2 -
attendu que par lettre non signée du 24 mars 2009, la société
C., établie au Canada, a fait part d'une fraude qui aurait été
commise à son détriment par Q. (P. 4/1),
qu'interpellée par le juge, elle a renvoyé cette lettre sous la
signature de T.________ (P. 7),
que par lettre du 15 mai 2009, le juge d'instruction a invité
T.________ à fournir un extrait valide de son inscription à un registre officiel
des sociétés, constatant l'identité des personnes inscrites qui peuvent
engager la société ainsi qu'une procuration spéciale légalisée, signée par
ces personnes, qui l'autoriserait à représenter la société C.________ (P. 11),
qu'il l'a également rendu attentif à la nécessité d'élire domicile
à une adresse dans le canton de Vaud, conformément à l'art. 48 CPP,
que la société C.________ a répondu par lettre du 21 mai 2009
sous la signature de T.________ et de B., sans toutefois élire
domicile dans le canton de Vaud (P. 14/1),
que par ordonnance du 23 juillet 2009, la magistrat instructeur
a dénié la qualité de plaignante et de partie civile à la société C.,
pour le motif qu'elle n'avait pas fourni les documents sollicités le 15 mai
2009 (cf. art. 101 et 102 al. 1 in fine CPP a contrario; ATF 118 IV 167 c.
1b),
que la société C.________ n'ayant pas fait élection de domicile
dans le canton de Vaud, l'ordonnance ne lui a pas été notifiée (art. 48 al. 1
CPP),
qu'elle lui a toutefois été communiquée pour information (art.
48 al. 2 CPP),
que la lettre du juge d'instruction du 15 mai 2009 ne fixait pas
de délai pour élire domicile dans le canton de Vaud (P. 11),
que la question de savoir si le recours, daté du 7 août 2009 et
expédié le lendemain du Canada, a été déposé en temps utile selon l'art.

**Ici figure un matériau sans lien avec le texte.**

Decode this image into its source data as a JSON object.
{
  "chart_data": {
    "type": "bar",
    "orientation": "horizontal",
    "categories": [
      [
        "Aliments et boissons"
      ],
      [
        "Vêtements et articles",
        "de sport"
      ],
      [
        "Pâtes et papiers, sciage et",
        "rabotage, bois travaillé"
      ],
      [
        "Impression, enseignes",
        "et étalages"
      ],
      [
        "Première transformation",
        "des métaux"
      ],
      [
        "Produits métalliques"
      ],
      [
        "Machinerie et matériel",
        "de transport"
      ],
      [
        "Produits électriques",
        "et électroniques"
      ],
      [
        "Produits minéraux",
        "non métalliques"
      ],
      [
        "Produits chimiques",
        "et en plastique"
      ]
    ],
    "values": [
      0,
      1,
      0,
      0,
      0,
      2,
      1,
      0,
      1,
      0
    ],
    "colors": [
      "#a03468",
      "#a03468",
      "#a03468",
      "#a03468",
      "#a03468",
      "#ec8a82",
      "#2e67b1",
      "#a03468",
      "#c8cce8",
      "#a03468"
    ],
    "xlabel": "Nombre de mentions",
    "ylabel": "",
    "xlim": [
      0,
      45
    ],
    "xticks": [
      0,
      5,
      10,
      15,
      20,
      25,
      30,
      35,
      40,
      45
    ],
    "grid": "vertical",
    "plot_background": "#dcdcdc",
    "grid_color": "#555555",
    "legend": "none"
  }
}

301 al. 1 CPP, peut dès lors être laissée ouverte,
qu'en effet, le recours doit de toute manière être écarté, son
signataire, B., n'ayant pas fourni de documents établissant qu'il
est habilité à représenter valablement la société C. dans la
présente procédure,
3 -
que cela étant, on peut s'abstenir d'examiner si c'est à bon
droit que le juge d'instruction a considéré que la société C.________ ne
pouvait pas se voir reconnaître la qualité de plaignante ou de partie civile
parce qu'elle n'avait subi qu'un dommage indirect et non un dommage
immédiat;
attendu, en définitive, que le recours est écarté et
l'ordonnance maintenue,
que les frais d'arrêt sont mis à la charge de la recourante (art.
307 CPP).
Par ces motifs,
le Tribunal d'accusation,
statuant à huis clos :
I. Ecarte le recours
II. Maintient l'ordonnance.
III. Dit que les frais d'arrêt, par 330 fr. (trois cent trente francs),
sont mis à la charge de la société C..
IV. Déclare l'arrêt exécutoire.
Le président : Le greffier :
Du
L'arrêt qui précède, dont la rédaction a été approuvée à huis
clos, est notifié à la recourante, ainsi qu’au Ministère public, par l'envoi
d'une copie complète :
-la société C..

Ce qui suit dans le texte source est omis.